A machine learning based decision support system for predicting employee turnover and remaining life in organization İşgücü devir hızı ve kurumda kalan vade tahmini için makine öğrenmesi temelli karar destek sistemi
Journal of the Faculty of Engineering and Architecture of Gazi University, cilt.41, sa.2, ss.967-980, 2026 (SCI-Expanded, Scopus, TRDizin)
- Yayın Türü: Makale / Tam Makale
- Cilt numarası: 41 Sayı: 2
- Basım Tarihi: 2026
- Doi Numarası: 10.17341/gazimmfd.1562904
- Dergi Adı: Journal of the Faculty of Engineering and Architecture of Gazi University
- Derginin Tarandığı İndeksler: Science Citation Index Expanded (SCI-EXPANDED), Scopus, Art Source, Compendex, TR DİZİN (ULAKBİM), Academic Search Ultimate (EBSCO), Engineering Source (EBSCO)
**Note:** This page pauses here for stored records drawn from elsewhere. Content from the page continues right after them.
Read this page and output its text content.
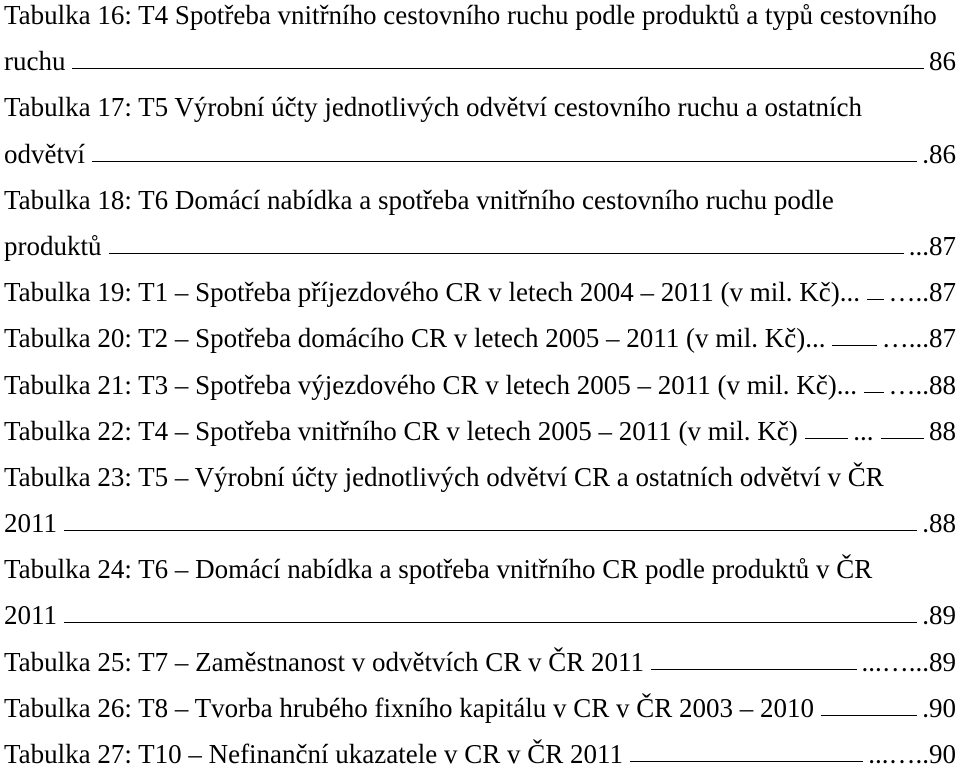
Tabulka 16: T4 Spotřeba vnitřního cestovního ruchu podle produktů a typů cestovního
ruchu	86
Tabulka 17: T5 Výrobní účty jednotlivých odvětví cestovního ruchu a ostatních
odvětví	.86
Tabulka 18: T6 Domácí nabídka a spotřeba vnitřního cestovního ruchu podle
produktů	...87
Tabulka 19: T1 – Spotřeba příjezdového CR v letech 2004 – 2011 (v mil. Kč)... …..87
Tabulka 20: T2 – Spotřeba domácího CR v letech 2005 – 2011 (v mil. Kč)... …...87
Tabulka 21: T3 – Spotřeba výjezdového CR v letech 2005 – 2011 (v mil. Kč)... …..88
Tabulka 22: T4 – Spotřeba vnitřního CR v letech 2005 – 2011 (v mil. Kč) ... 88
Tabulka 23: T5 – Výrobní účty jednotlivých odvětví CR a ostatních odvětví v ČR
2011	.88
Tabulka 24: T6 – Domácí nabídka a spotřeba vnitřního CR podle produktů v ČR
2011	.89
Tabulka 25: T7 – Zaměstnanost v odvětvích CR v ČR 2011	...…...89
Tabulka 26: T8 – Tvorba hrubého fixního kapitálu v CR v ČR 2003 – 2010	.90
Tabulka 27: T10 – Nefinanční ukazatele v CR v ČR 2011	...…..90
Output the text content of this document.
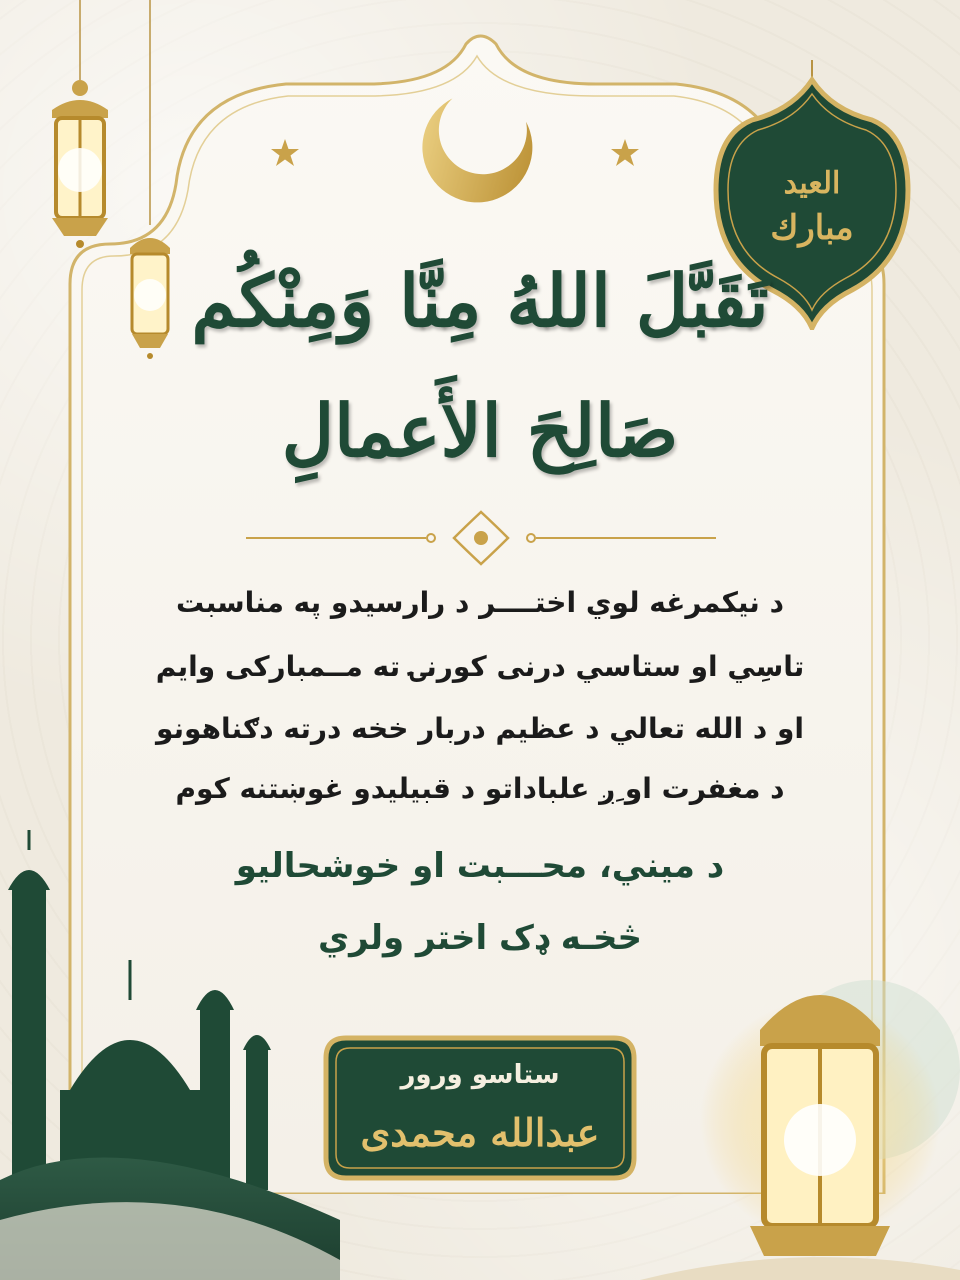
العيد
مبارك
تَقَبَّلَ اللهُ مِنَّا وَمِنْكُم
صَالِحَ الأَعمالِ
د نیکمرغه لوي اختــــر د رارسیدو په مناسبت
تاسِي او ستاسي درنی کورنۍ ته مــمبارکی وایم
او د الله تعالي د عظیم دربار خخه درته دګناهونو
د مغفرت او ِږ علباداتو د قبیلیدو غوښتنه کوم
د میني، محـــبت او خوشحالیو
څخـه ډک اختر ولري
ستاسو ورور
عبدالله محمدی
- Sayfa Sayıları: ss.967-980
- Anahtar Kelimeler: decision support system, employee attrition, human resource analytics, Machine learning, remaining life in organization
- Açık Arşiv Koleksiyonu: AVESİS Açık Erişim Koleksiyonu
- Erciyes Üniversitesi Adresli: Evet
Özet
Nowadays, employee turnover has become an important problem for many businesses and is a cause of concern for human resource management and the sustainability of production. It is known in the literature that the unplanned departure of a skilled employee negatively affects operational efficiency, workload balance, and employee motivation. It is necessary to estimate how long the employees will continue to work in the organization (remaining productive working time/life). This prediction will be a guide for promotions and incentives to be given to the employee. In this study, our aim is to create a decision support system that will enable the sustainable management of employee turnover. In this direction, businesses/decision makers can monitor the effects of social, psychological, physiological, and cultural factors of their employees on labor turnover and develop a proactive approach by using the decision support system. In this study, blue-collar employees who left their jobs in the last 10 years in the production department of a large-scale furniture manufacturer were analyzed. A pool of factors that may affect employee turnover was created, and attributes that can be obtained from business data sources were selected. The data obtained from the system were statistically analyzed. Using machine learning techniques, models were built to predict the reason for the employee's leave and the day he/she will spend in the organization. A decision support system has been designed to receive data from the system as input, perform statistical analysis and prediction, and provide warnings for existing critical personnel.